Может ли это быть тот самый город, где я однажды чуть не зажарился до смерти? Стоит усилий вспомнить тот сверкающий месяц фестиваля Палио, месяц, который я провел в настоящем пансионе с определенной целью, а именно — написать исследование о повадках «пансионных кошек Европы» — тех легионов пожилых английских старых дев, которые ведут сумеречный образ жизни в континентальных пансионах. Я разорвал его, помню; это было несправедливо. Эти дамы имеют полное право делать то, что им нравится, и, кстати, они вовсе не такие смешные, как многие супружеские пары, живущие вне пансионов. Но когда Сиена стала невыносимой — суровое, плохо снабжаемое место; вы тщетно будете искать здесь приличного бакалейщика или мясника; вино оставляет желать лучшего; в самом деле, у него все недостатки Флоренции и ни одного из ее достоинств — что ж, тогда мы сбежали в «Неизвестную Тоскану» мистера Эдварда Хаттона. Там, в Аббадия-Сан-Сальваторе (хотя вершина горы Амиата не оправдала ожиданий), мы наконец снова почувствовали прохладу, бродя среди почтенных каштанов и удивительно окрашенных вулканических глыб, горных обломков, полных миниатюрных лощин, влаги и папоротников — зеленые сумерки, пейзаж, созданный для фей...

Та ли это самая Сиена, из которой мы однажды сбежали, чтобы охладиться? Закутавшись по уши, в трех жилетах, я перемещаюсь в помещениях и на улице, пытаясь обнаружить, есть ли какая-то ощутимая разница в температуре между наружным воздухом и воздухом в моей спальне. Выбрать между ними трудно. Говорят, я единственный иностранец сейчас в Сиене. Это, по крайней мере, отличие, рекорд. Более того, в течение трех дней ни в одной лавке нельзя было купить спичек, даже серных; это, полагаю, тоже еще не случалось на памяти живущих людей.

Вчера, вышагивая по главной площади, чтобы согреть ноги, ко мне обратился флорентиец; по-видимому, коммерсант. Он не одобрял эту площадь — она была неправильной формы, даже не ровной. Что за piazza! Таков был его патриотизм, что он даже начал говорить недружелюбные вещи о башне. Кому пришло в голову строить башню в низине? Сойдет, осмелился он сказать, для Сиены. О да; несомненно, это удовлетворяло их художественные представления, если таковые имелись.
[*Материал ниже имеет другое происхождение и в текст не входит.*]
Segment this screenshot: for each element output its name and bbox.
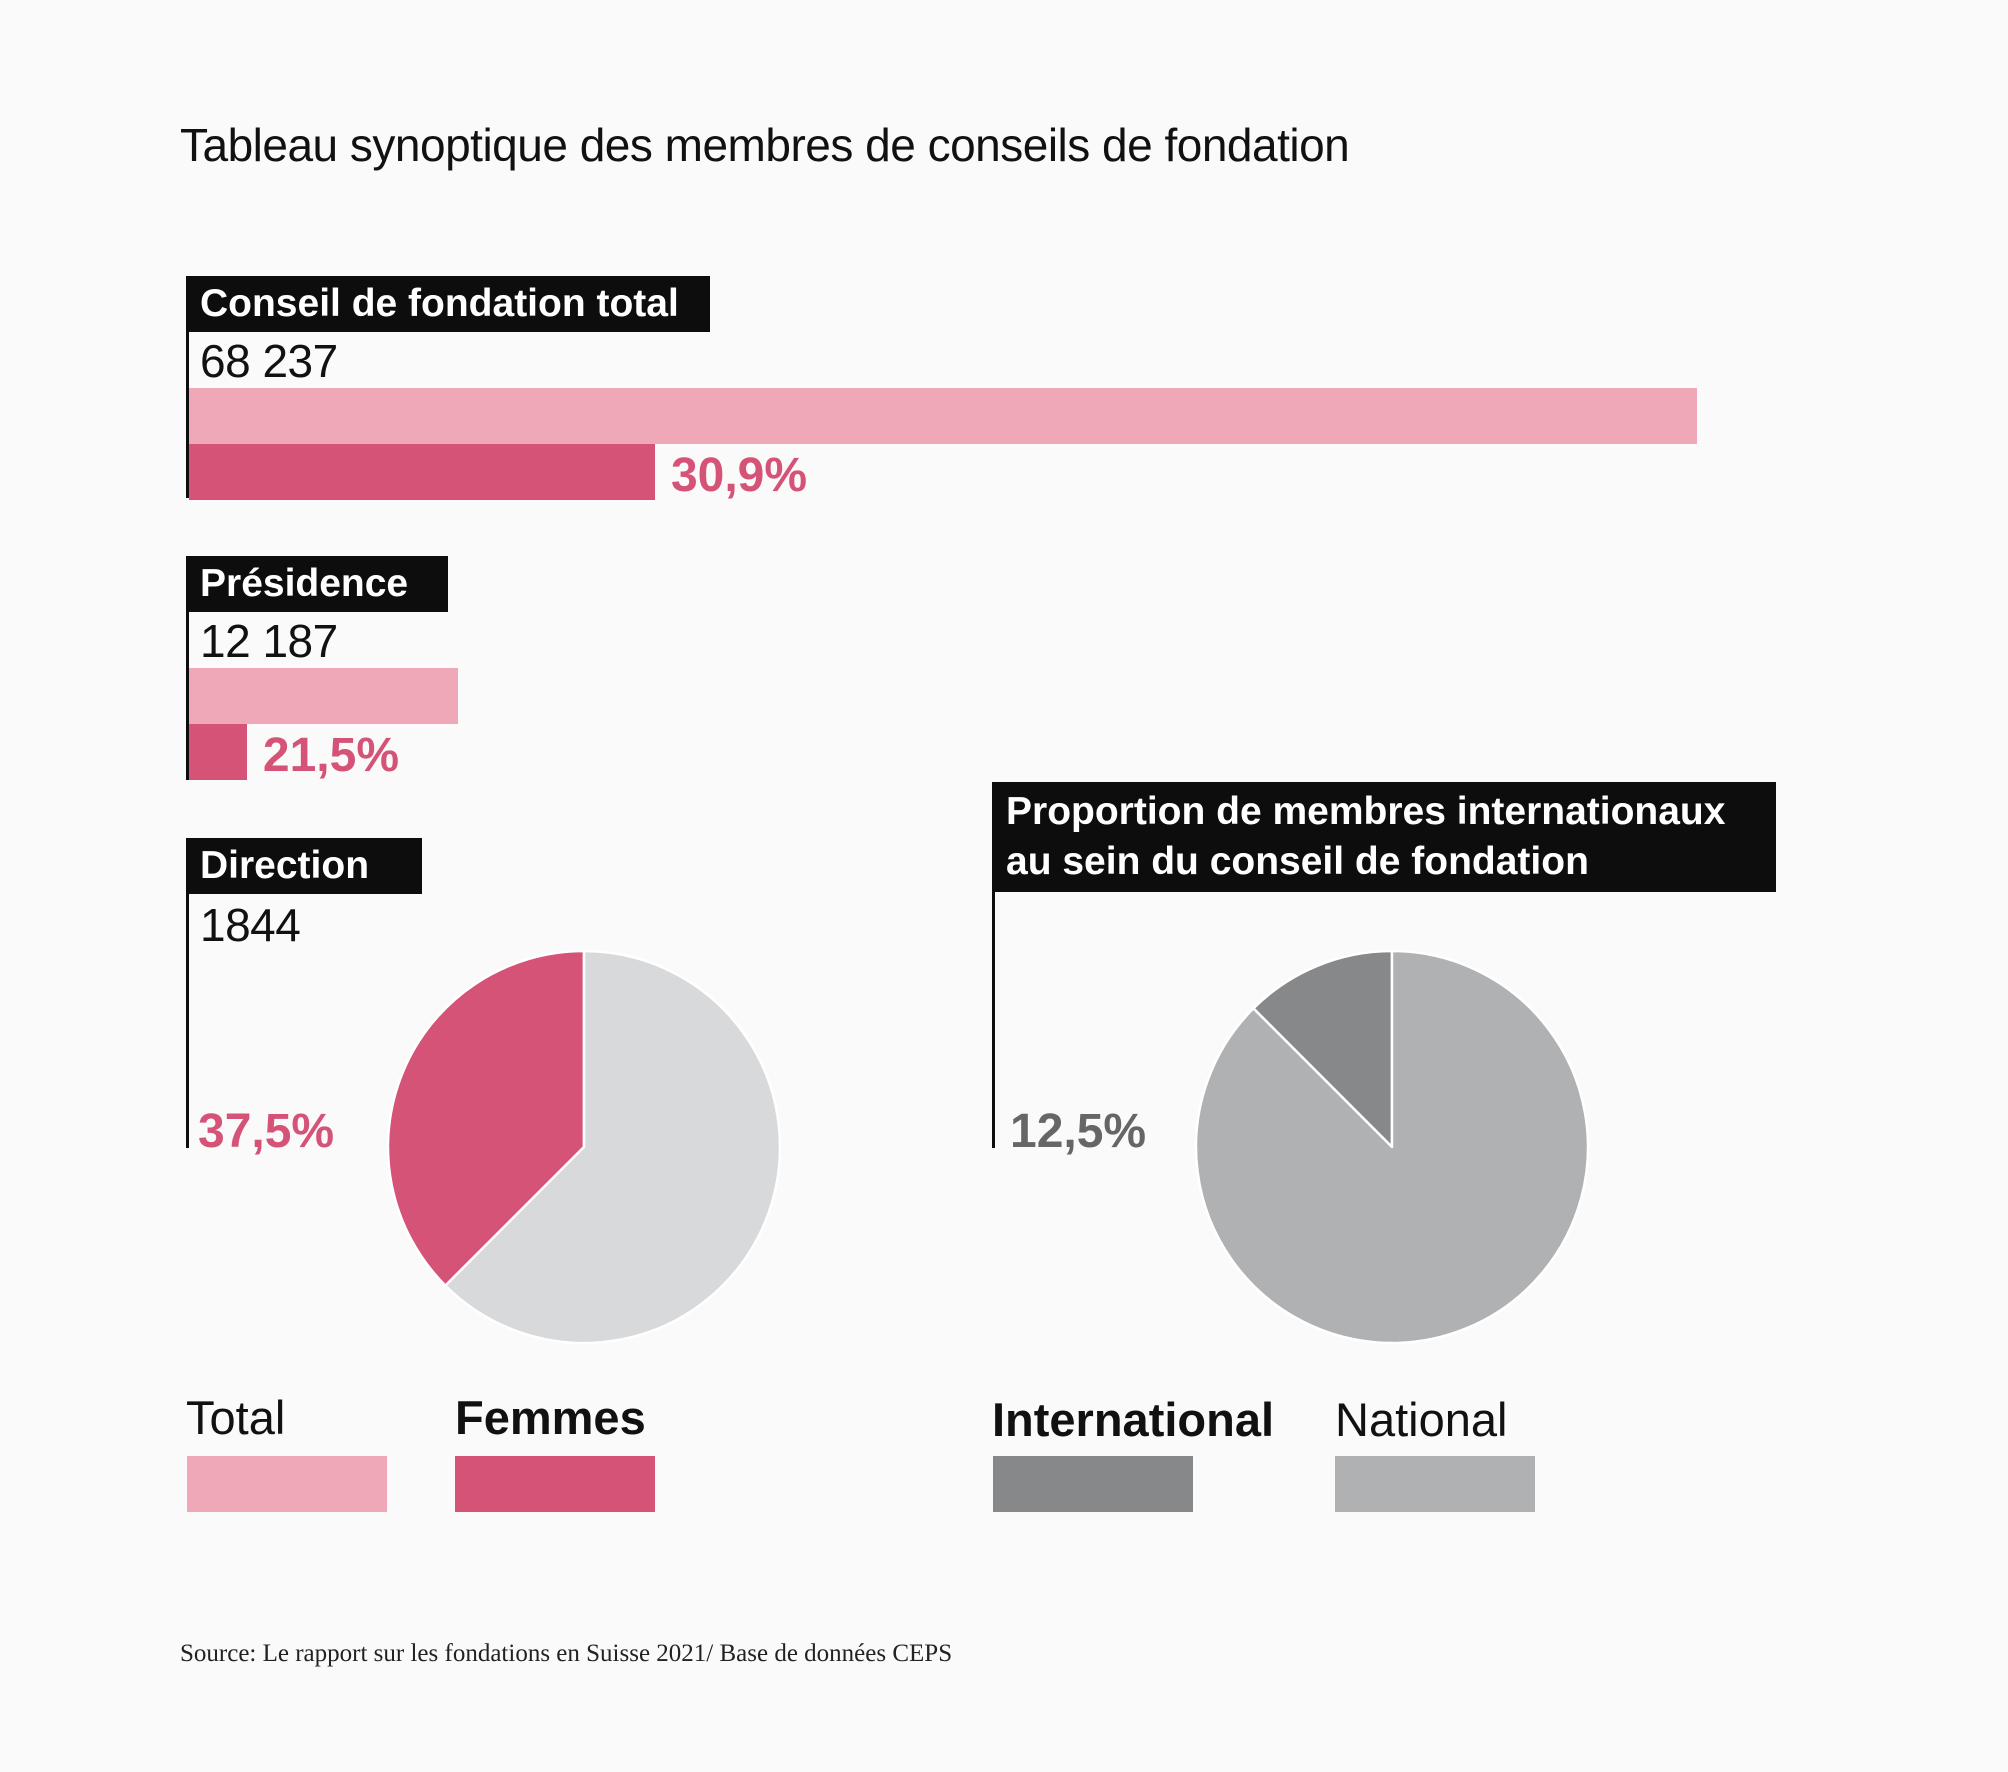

Поскольку эта башня — одна из моих любимых, я счел своим долгом встать на ее защиту. Вспоминая все, что я когда-либо слышал или читал в ее пользу, цитируя авторитеты, о которых мы оба и не мечтали — импровизируя вовсю, короче говоря, по мере того как я входил в раж — я закончил тем, что доказал, что это одно из семи чудес света. Он сказал:

— Ну правда! Можно подумать, вы родились в этой жалкой дыре. Вы знаете, что мы, флорентийцы, говорим:

Сиена полна тремя вещами: башнями, колоколами и сыновьями шлюх.

— Я признаю, что Сиена в чем-то уступает, — ответил я. — Тот ваш чудесный купол, например — здесь нет ничего подобного.

— Нет, конечно. Ах, этот купол! Ах, Брунеллески — che genio!

— Я вижу, вы настоящий флорентиец. Не могли бы вы сказать мне, почему флорентийцы, возвращаясь из-за границы, всегда радуются, видя, как он поднимается над равниной?

— Какой-то враг наговорил вам...

Затем ко мне подошел маленький рыжеволосый мальчик из Лукки, продававший поднос с теми отвратительными гипсовыми слепками.

Кто покупает такие мерзости, спросил я?

Никто. Дела шли плохо.

Плохо? Я вполне мог в это поверить. Поскольку впервые в жизни мне нечего было делать, я выполнил свой долг. Я купил всю коллекцию этих ужасов с условием, что он немедленно перенесет их в моем присутствии в пустынный общественный сад, где они были установлены один за другим на краю скамейки и разбиты вдребезги нашими снежками. Так погибли, не без смеха и в благом деле, три архангела, два Данте, неопределенная дама в парчовых одеждах и восхитительный amorino, чей двойник, единственный выживший, был предназначен для лучшей участи — его принесли домой и подарили моей горничной.

Она была достаточно вежлива, чтобы назвать это прекрасным произведением искусства.

Я был достаточно вежлив, чтобы не противоречить ей.

Мы оба знали лучше...

У этой девушки нет иллюзий (у немногих тосканцев они есть), и все же есть большое очарование. Ее возлюбленный на фронте. Ей почти нечего делать, отель практически пуст. Мне в этих арктических широтах делать совершенно нечего. Смертельно скучая, мы беседуем, кутаясь в шали и шинели, каждый держит жаровню, чтобы пальцы не обморозить. Я говорю себе: «Ты никогда не найдешь горничную такого типа в Риме, такую бойкую на язык, изысканную в манерах и безупречную в чистоплотности — никогда!»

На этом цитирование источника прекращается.